Adobe a construit une partie de sa stratégie en intelligence artificielle (IA) sur un principe fondamental : la protection des créateurs dans un monde en pleine évolution. Alors que d’autres grandes entreprises technologiques sont critiquées pour la provenance incertaine de leurs données, Adobe se positionne comme une alternative responsable. Cependant, cette réputation est mise à l’épreuve par une demande en justice qui met en lumière l’entraînement d’un de ses modèles et l’utilisation d’œuvres protégées par le droit d’auteur.

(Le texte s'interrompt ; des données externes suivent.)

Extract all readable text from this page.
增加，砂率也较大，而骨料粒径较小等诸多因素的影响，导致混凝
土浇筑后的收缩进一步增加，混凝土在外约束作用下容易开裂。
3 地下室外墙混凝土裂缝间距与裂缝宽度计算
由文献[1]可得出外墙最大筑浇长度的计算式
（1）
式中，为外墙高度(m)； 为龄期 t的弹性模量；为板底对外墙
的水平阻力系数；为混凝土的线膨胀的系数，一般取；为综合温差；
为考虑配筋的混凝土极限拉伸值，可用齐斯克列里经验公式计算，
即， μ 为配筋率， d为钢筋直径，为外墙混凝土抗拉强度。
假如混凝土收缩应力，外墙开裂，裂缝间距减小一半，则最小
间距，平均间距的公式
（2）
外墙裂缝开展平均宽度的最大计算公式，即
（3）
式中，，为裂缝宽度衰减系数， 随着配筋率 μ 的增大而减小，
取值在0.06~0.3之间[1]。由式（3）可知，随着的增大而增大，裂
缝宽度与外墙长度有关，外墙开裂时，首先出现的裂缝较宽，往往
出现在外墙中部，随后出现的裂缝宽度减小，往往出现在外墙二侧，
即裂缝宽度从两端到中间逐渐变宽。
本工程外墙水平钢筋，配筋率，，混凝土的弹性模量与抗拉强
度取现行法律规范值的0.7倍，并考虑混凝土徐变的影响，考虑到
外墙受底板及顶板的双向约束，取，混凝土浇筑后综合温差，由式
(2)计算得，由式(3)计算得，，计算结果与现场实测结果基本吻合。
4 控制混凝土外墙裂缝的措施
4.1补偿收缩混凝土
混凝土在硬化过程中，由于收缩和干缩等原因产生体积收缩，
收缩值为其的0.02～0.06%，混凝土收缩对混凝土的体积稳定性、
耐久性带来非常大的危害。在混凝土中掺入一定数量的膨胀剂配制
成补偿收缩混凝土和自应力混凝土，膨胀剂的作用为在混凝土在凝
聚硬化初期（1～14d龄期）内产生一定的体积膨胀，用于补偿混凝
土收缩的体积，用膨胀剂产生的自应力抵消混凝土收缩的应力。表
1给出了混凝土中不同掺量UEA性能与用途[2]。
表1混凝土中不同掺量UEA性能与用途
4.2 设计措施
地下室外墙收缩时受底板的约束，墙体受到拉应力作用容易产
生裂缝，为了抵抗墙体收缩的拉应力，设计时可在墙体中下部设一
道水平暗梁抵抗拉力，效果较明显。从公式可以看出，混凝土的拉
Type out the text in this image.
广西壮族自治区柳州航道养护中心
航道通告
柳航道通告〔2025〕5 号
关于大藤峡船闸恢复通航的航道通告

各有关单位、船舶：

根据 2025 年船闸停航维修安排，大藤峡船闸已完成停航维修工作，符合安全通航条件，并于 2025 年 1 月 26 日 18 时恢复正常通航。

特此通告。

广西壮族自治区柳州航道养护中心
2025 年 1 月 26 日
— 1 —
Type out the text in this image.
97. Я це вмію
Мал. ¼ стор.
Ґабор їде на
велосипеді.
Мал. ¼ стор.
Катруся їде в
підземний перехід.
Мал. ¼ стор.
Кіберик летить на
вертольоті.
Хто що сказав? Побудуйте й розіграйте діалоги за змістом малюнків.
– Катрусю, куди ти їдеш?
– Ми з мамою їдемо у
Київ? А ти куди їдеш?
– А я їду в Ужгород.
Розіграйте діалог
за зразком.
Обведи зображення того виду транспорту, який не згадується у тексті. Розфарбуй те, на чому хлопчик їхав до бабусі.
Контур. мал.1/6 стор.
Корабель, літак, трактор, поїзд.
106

Détails de la demande de la plaignante
La plainte, déposée mardi devant le tribunal fédéral du district nord de Californie, se présente comme une action collective. Elizabeth Lyon, une auteur, accuse Adobe d’avoir utilisé des livres protégés, y compris ses propres œuvres, pour entraîner des modèles d’IA, notamment SlimLM, sans obtenir les autorisations nécessaires. Selon les documents judiciaires, ces œuvres ont été intégrées dans le processus d’entraînement des systèmes d’IA conçus pour interagir avec les utilisateurs via des instructions.
Origens des données utilisées
La question centrale de ce litige repose sur le type de données utilisées pour former les modèles. En effet, la plainte souligne que le problème ne réside pas seulement dans SlimLM, le produit final, mais plutôt dans les données utilisées au cours de l’entraînement. Adobe a expliqué que SlimLM a été pré-entraîné avec SlimPajama-627B, un jeu de données open source publié par Cerebras en juin 2023. D’après les documents judiciaires, SlimPajama est dérivé d’un autre jeu de données, RedPajama, qui intègre Books3, une collection massive de livres protégés.
L’impact de SlimLM et le débat plus large
Il est essentiel de comprendre que SlimLM est un modèle de langage conçu pour des tâches spécifiques, notamment l’assistance sur des appareils mobiles, et pas uniquement pour des créations artistiques de grande ampleur. Cette distinction est cruciale car le débat sur l’utilisation des données d’entraînement dépasse les applications les plus visibles de l’IA.
Une dynamique légale en évolution
Ce cas s’inscrit dans un cadre plus large de litiges aux États-Unis concernant l’utilisation non autorisée d’œuvres protégées pour l’entraînement des modèles d’IA. Récemment, d’autres créateurs ont également intenté des poursuites contre des entreprises telles qu’OpenAI et Anthropic pour des allégations similaires. Certains de ces cas ont abouti à des règlements financiers importants, ce qui rend chaque nouvelle plainte importante pour la définition légale de l’utilisation des données en IA.
Que nous réserve l’avenir ?
Actuellement, cette affaire est en phase préliminaire, laissant plusieurs questions en suspens. La plaignante demande une compensation financière non spécifiée et représente d’autres créateurs potentiellement affectés. Adobe, quant à elle, n’a pas souhaité commenter l’affaire. Le processus judiciaire déterminera si cette demande progresse, est rejetée ou aboutit à un règlement. Au-delà du résultat immédiat, le cas soulève des enjeux cruciaux quant à l’équilibre entre l’évolution de l’IA et les droits des créateurs de contenus.